Attentat de la rue Copernic en 1980: le procès s'est ouvert à Paris, sans l'accusé

  • Hassan Diab, un Libano-Canadien de 69 ans qui a toujours clamé son innocence, avait déjà fait savoir à la cour d'assises spéciale qu'il ne se présenterait pas à l'audience
  • Entre l'attentat contre la synagogue de la rue Copernic à Paris, le 3 octobre 1980, et le procès de son auteur présumé, plus de quatre décennies se seront écoulées

PARIS: Quarante-trois ans après l'attentat à la bombe contre la synagogue de la rue Copernic à Paris, qui a fait quatre morts et des dizaines de blessés en octobre 1980, le procès s'est ouvert lundi matin, en l'absence de l'unique accusé.
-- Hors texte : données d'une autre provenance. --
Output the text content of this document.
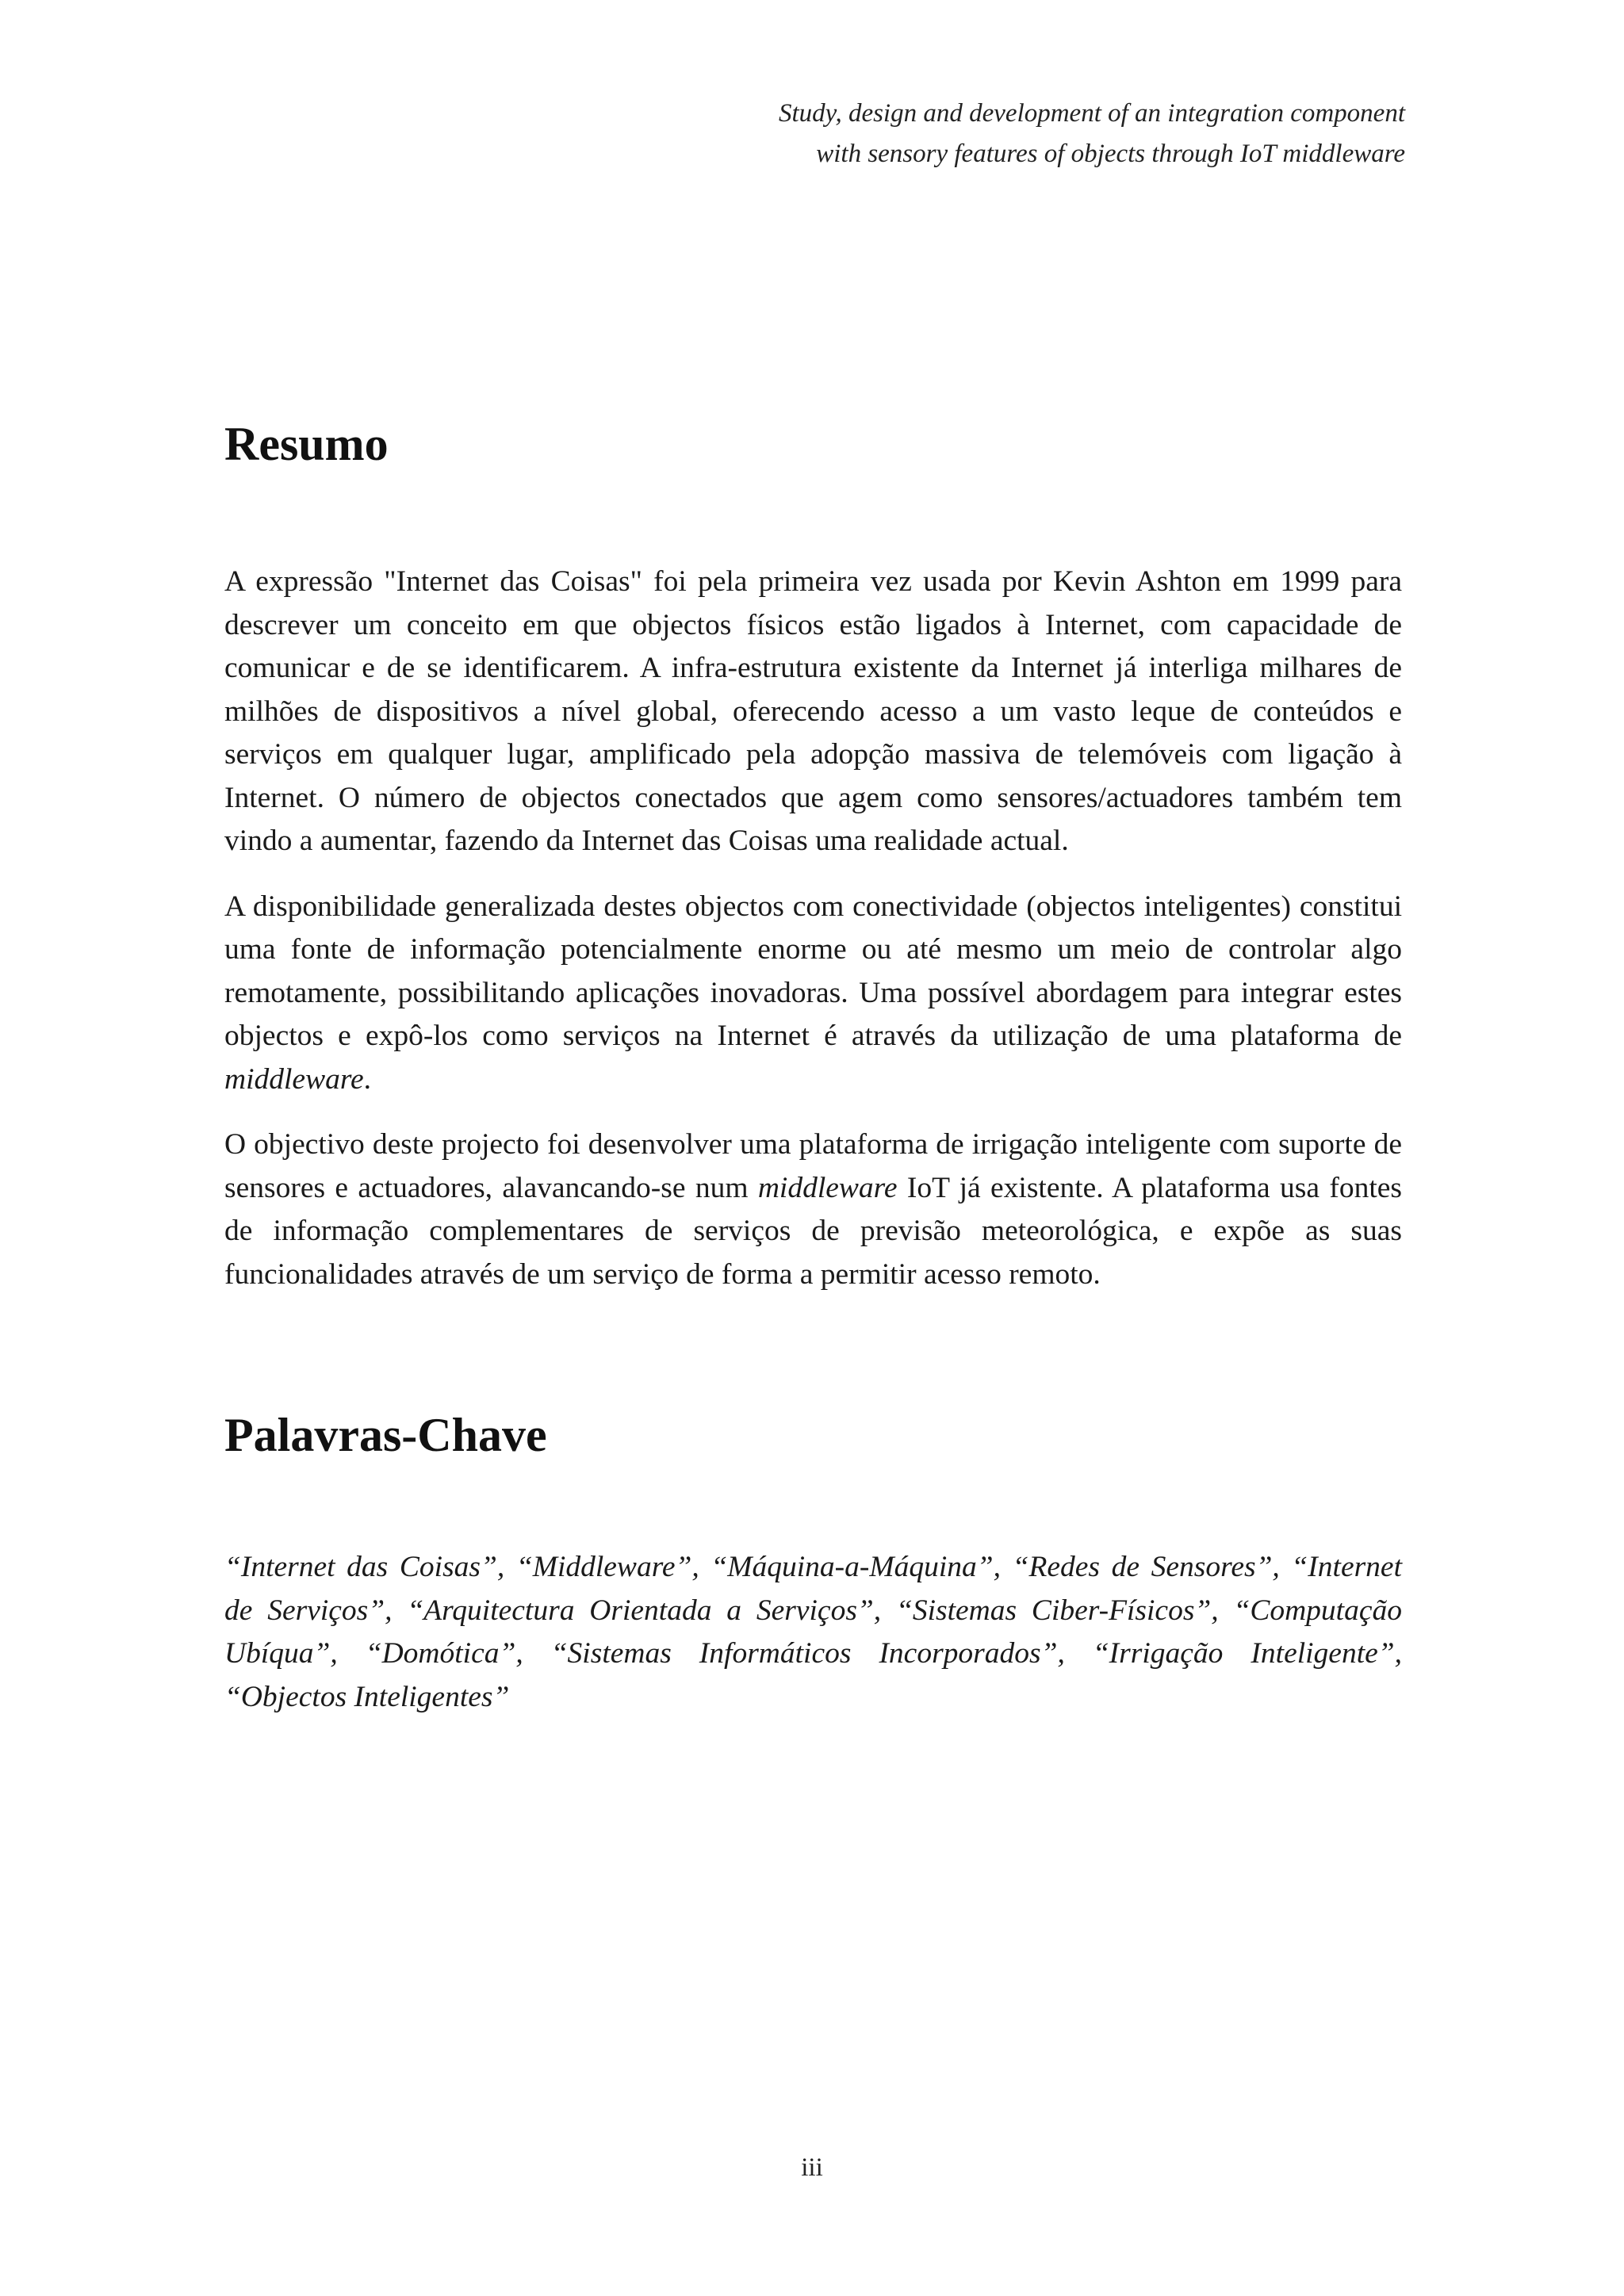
Study, design and development of an integration component
with sensory features of objects through IoT middleware
Resumo

A expressão "Internet das Coisas" foi pela primeira vez usada por Kevin Ashton em 1999 para descrever um conceito em que objectos físicos estão ligados à Internet, com capacidade de comunicar e de se identificarem. A infra-estrutura existente da Internet já interliga milhares de milhões de dispositivos a nível global, oferecendo acesso a um vasto leque de conteúdos e serviços em qualquer lugar, amplificado pela adopção massiva de telemóveis com ligação à Internet. O número de objectos conectados que agem como sensores/actuadores também tem vindo a aumentar, fazendo da Internet das Coisas uma realidade actual.

A disponibilidade generalizada destes objectos com conectividade (objectos inteligentes) constitui uma fonte de informação potencialmente enorme ou até mesmo um meio de controlar algo remotamente, possibilitando aplicações inovadoras. Uma possível abordagem para integrar estes objectos e expô-los como serviços na Internet é através da utilização de uma plataforma de middleware.

O objectivo deste projecto foi desenvolver uma plataforma de irrigação inteligente com suporte de sensores e actuadores, alavancando-se num middleware IoT já existente. A plataforma usa fontes de informação complementares de serviços de previsão meteorológica, e expõe as suas funcionalidades através de um serviço de forma a permitir acesso remoto.

Palavras-Chave

“Internet das Coisas”, “Middleware”, “Máquina-a-Máquina”, “Redes de Sensores”, “Internet de Serviços”, “Arquitectura Orientada a Serviços”, “Sistemas Ciber-Físicos”, “Computação Ubíqua”, “Domótica”, “Sistemas Informáticos Incorporados”, “Irrigação Inteligente”, “Objectos Inteligentes”

iii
Hassan Diab, un Libano-Canadien de 69 ans qui a toujours clamé son innocence, avait déjà fait savoir à la cour d'assises spéciale qu'il ne se présenterait pas à l'audience, chargeant ses avocats de l'y représenter.

 

 

Quatre décennies de procédure en cinq dates-clés

Entre l'attentat contre la synagogue de la rue Copernic à Paris, le 3 octobre 1980, et le procès de son auteur présumé, plus de quatre décennies se seront écoulées.

Retour sur l'une des plus longues procédures de l'antiterrorisme français en cinq dates-clés.

3 octobre 1980, l'attentat

Ce vendredi, soir de shabbat, 320 personnes sont réunies à l'intérieur de la synagogue de la rue Copernic, dans le cossu XVIe arrondissement de Paris. Il est environ 18H35 quand une bombe posée sur une moto garée à proximité de l'entrée de la synagogue explose.

C'est le premier attentat mortel ayant frappé la communauté juive en France depuis la Libération. Quatre personnes sont tuées: un étudiant qui se rendait en moto chez sa petite amie, le chauffeur d'une fidèle de la synagogue, une journaliste israélienne sortie faire une course et un voisin sur le pas de sa porte avec son fils de quatre ans. Une quarantaine d'autres sont blessées.

Les enquêteurs creusent d'abord la piste de l'extrême droite, en écartent d'autres aussi infructueuses, puis se concentrent sur celle du terrorisme palestinien. L'attentat, non revendiqué, est attribué à un groupe dissident du Front populaire de libération de la Palestine, le FPLP-OS.

19 avril 1999, les renseignements

C'est à cette date, 19 ans après les faits, qu'apparaît pour la première fois le nom de Hassan Diab dans le dossier.

Un rapport de la Direction de la surveillance du territoire (DST, devenue plus tard la DGSI) transmis à l'autorité judiciaire sur les membres présumés du commando l'identifie comme l'homme qui aurait confectionné la bombe dans sa chambre d'hôtel et l'aurait placée sur la moto utilisée pour l'attentat.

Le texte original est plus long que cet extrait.